The case involves information that the IRS sought on the account from 2001 to 2011 for Ching-Ye Hsiaw, a U.S. citizen living in China. On Feb. 23, the agency filed a petition asking a federal judge in Miami to force UBS, the largest Swiss bank, to produce account records on Hsiaw. The IRS said it needed the records to determine Hsiaw’s income tax liabilities from 2006 to 2011.
After reaching an agreement, the bank handed over records on May 31 and June 10, the Justice Department said Tuesday in a court filing dismissing the petition.
“The Department of Justice and the IRS are committed to making sure that offshore tax evasion is detected and dealt with appropriately,” Acting Assistant Attorney General Caroline D. Ciraolo of the Justice Department’s Tax Division said Wednesday in a statement. “One critical component of that effort is making sure that the IRS has all of the information it needs to audit taxpayers with offshore assets.”
The U.S. has focused largely on Switzerland since 2008 as it has fought offshore tax evasion. More than 80 Swiss banks, including UBS and Credit Suisse Group AG, have agreed to pay a total of about $5 billion in penalties and fines. The question is where the IRS and the Justice Department will turn next as they sift through a trove of data gathered from Swiss banks and from more than 50,000 U.S. taxpayers who disclosed their accounts to avoid prosecution.
“UBS confirms that it complied with the summons based on client consent in accordance with Singapore law,” Marsha Askins, a UBS spokeswoman, said in an e-mail.
Bank Secrecy
IRS agents served a summons on UBS in 2013 for the records. Hsiaw had $990,351 in his UBS account in Switzerland in 2001, and closed that the next year, transferring $194,356 to his Singapore account in 2002, according to the IRS petition. The bank said it couldn’t produce the information because Singapore’s bank-secrecy laws prevent disclosure without permission from Hsiaw, which he hadn’t provided, according to a court filing.
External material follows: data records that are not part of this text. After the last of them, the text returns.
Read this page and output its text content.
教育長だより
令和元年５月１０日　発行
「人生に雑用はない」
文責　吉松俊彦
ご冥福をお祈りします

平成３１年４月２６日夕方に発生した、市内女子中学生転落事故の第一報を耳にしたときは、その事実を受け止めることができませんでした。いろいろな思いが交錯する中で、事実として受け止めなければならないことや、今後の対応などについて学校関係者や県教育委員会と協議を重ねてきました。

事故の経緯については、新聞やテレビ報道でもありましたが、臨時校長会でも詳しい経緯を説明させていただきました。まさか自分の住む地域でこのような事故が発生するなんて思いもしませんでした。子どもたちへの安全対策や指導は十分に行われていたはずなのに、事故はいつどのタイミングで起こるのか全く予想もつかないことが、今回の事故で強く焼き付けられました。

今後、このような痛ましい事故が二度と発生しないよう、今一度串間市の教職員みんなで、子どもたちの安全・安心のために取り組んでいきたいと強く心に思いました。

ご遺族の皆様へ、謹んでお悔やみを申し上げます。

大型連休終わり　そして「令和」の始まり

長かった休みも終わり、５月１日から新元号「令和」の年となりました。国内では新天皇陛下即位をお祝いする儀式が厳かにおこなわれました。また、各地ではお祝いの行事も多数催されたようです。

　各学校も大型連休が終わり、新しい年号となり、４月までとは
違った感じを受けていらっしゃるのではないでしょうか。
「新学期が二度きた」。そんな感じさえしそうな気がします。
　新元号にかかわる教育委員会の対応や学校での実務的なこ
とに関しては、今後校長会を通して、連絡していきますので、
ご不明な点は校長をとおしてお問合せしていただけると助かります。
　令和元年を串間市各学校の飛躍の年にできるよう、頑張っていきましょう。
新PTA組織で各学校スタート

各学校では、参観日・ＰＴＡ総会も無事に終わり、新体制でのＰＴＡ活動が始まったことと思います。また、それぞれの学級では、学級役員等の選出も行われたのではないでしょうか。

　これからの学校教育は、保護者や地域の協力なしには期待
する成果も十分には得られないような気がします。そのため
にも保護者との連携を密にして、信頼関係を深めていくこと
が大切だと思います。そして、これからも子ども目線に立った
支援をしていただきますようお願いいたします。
Singapore’s laws and regulations don’t prohibit sharing of information for investigations into possible tax offenses, and banking information could be disclosed through client’s consent or Singapore mutual legal assistance, according to the city state’s central bank.
“Even if Singapore’s bank secrecy laws, as UBS contends, precludes disclosure of the summoned bank records relating or pertaining to Hsiaw’s Singapore account(s), international comity requires that the records be disclosed,” IRS revenue agent James Oertel said in the Feb. 23 petition.
The case is U.S. v. UBS, 16-mc-20653, U.S. District Court, Southern District of Florida (Miami).